Les élections locales sont terminées.
L'AKP et le MHP ont subi une perte importante de voix. Le CHP a remporté de nombreuses localités et les républicains ont obtenu une nette supériorité.
Depuis 2018, l'AKP est passé au système présidentiel et R. Tayyip Erdoğan, sous le titre de « Président partisan », a rattaché tous les organes de l'État à sa personne, rendant pratiquement insignifiante la Grande Assemblée nationale de Turquie (TBMM), où se reflète la volonté de la nation, c'est-à-dire sa souveraineté. Sous le nom de « décret présidentiel », ce qui sortait de sa bouche est devenu « loi ».
En d'autres termes, il a concentré entre ses mains une part importante de la souveraineté nationale. Sous le nom de présidence partisane, le droit de souveraineté de la nation a été détenu par une seule personne depuis 2018.
Alors,
Atatürk avait-il prévu qu'il en serait ainsi ? Il l'avait certainement prévu.
Il affirme que détenir partiellement ou totalement le droit de souveraineté de la nation constitue un grand désastre, et que notre nation doit « mettre en pièces » ceux qui entraînent le pays vers ce désastre.
Il y a exactement 100 ans,
en 1923 ;
« Il ne faut pas oublier qu'il existe des personnes ignorantes et naïves qui tirent profit du fait que le droit de souveraineté de la nation soit détenu par une seule personne ou par un nombre limité d'individus. Les souverains se considèrent comme les représentants d'une force imaginaire et en tirent du plaisir. Mais les opportunistes qui les entourent tentent de tromper toute la nation et de l'entraîner dans l'obscurité en donnant à cela une apparence religieuse. C'est d'ailleurs ce qui s'est passé jusqu'à présent. Peu à peu, l'oreille de la nation s'habitue à ces discours et prend les suggestions faites pour la réalité elle-même. Ces personnes sont appelées « réactionnaires » (mürteci) et leurs actes « réaction » (irtica). Si nous examinons notre histoire récente, nous rencontrons de nombreux exemples.
Mais le monde entier doit savoir qu'il n'est désormais plus possible de tromper et de duper notre nation avec ces suggestions. La place de ceux qui veulent orienter la nation vers la réaction par des fatwas ou par telle ou telle suggestion sera le cachot. Je le dis fermement et sans hésitation : ceux qui veulent enregistrer (prendre entre leurs mains) une goutte de notre souveraineté nationale, d'une manière ou d'une autre, sont les plus sombres des réactionnaires.
Face à de tels individus, ce que la nation doit faire, c'est les mettre en pièces. »

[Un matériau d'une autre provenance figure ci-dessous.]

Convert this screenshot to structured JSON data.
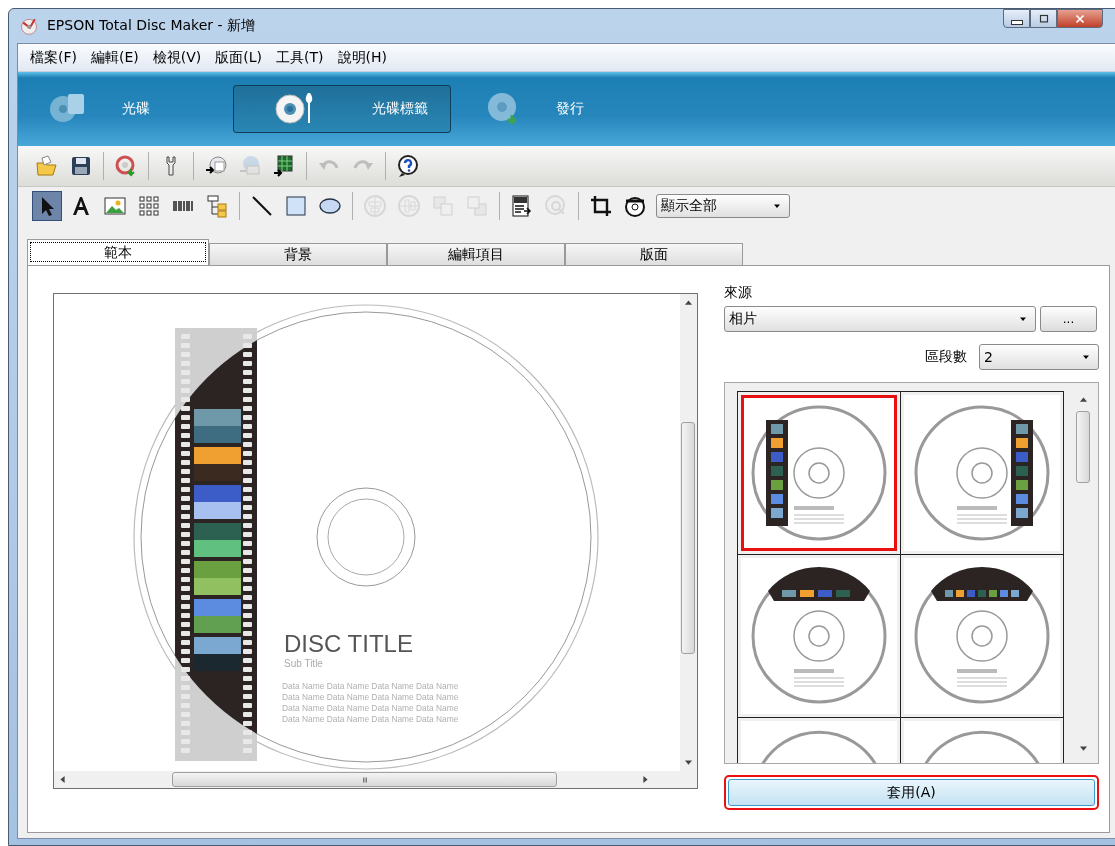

C'est-à-dire qu'une personne va se présenter, détenir le droit de souveraineté de la nation entre ses mains, se présenter comme le représentant d'une force imaginaire ou laisser ses proches lui attribuer ce titre, certains députés opportunistes autour de lui diront que « le toucher est un acte d'adoration », un autre dira que « la ville où il est né est bénie », et le citoyen dira « Allah est unique, Tayyip est unique », écartant ainsi le prophète.
N'est-ce pas ce qui est arrivé ?
C'est arrivé.
Selon les mots d'Atatürk, « Erdoğan a été revêtu d'une apparence religieuse, l'oreille de la nation s'est habituée à ces discours et certaines personnes naïves ont pris ces suggestions pour la réalité. »
Tout cela découle de la concentration de la souveraineté entre les mains d'une seule personne sous le nom de « système présidentiel ».
Que s'est-il passé ensuite ? Encore une fois, ce qu'Atatürk avait prédit. Il trouvait inapproprié que le président soit élu par le peuple. C'était à l'Assemblée de choisir. Car demain, le président pourrait déclarer son sultanat ou son royaume en disant « c'est le peuple qui m'a élu ». En 2018, c'est exactement ce qui s'est produit. Le peuple a élu le président et, finalement, il s'est lui-même déclaré homme seul.
Et le résultat : le système présidentiel et le désastre.
Atatürk ne s'est jamais trompé jusqu'à ce jour. Il n'a pas non plus été trompé. Il n'a pas non plus dit « que la nation me pardonne » ou autre chose. Il a toujours eu raison dans ses prédictions. Il aura également raison dans cette prédiction. N'en doutez pas.
Lors des premières élections générales, notre nation mettra littéralement en pièces dans les urnes ceux qui lui ont confisqué son droit de souveraineté.
Ne vous inquiétez pas. Nous verrons de beaux jours, les enfants. Atatürk ne s'est pas trompé.
Il ne s'est jamais trompé.
Nous porterons nos espoirs vers les horizons bleus.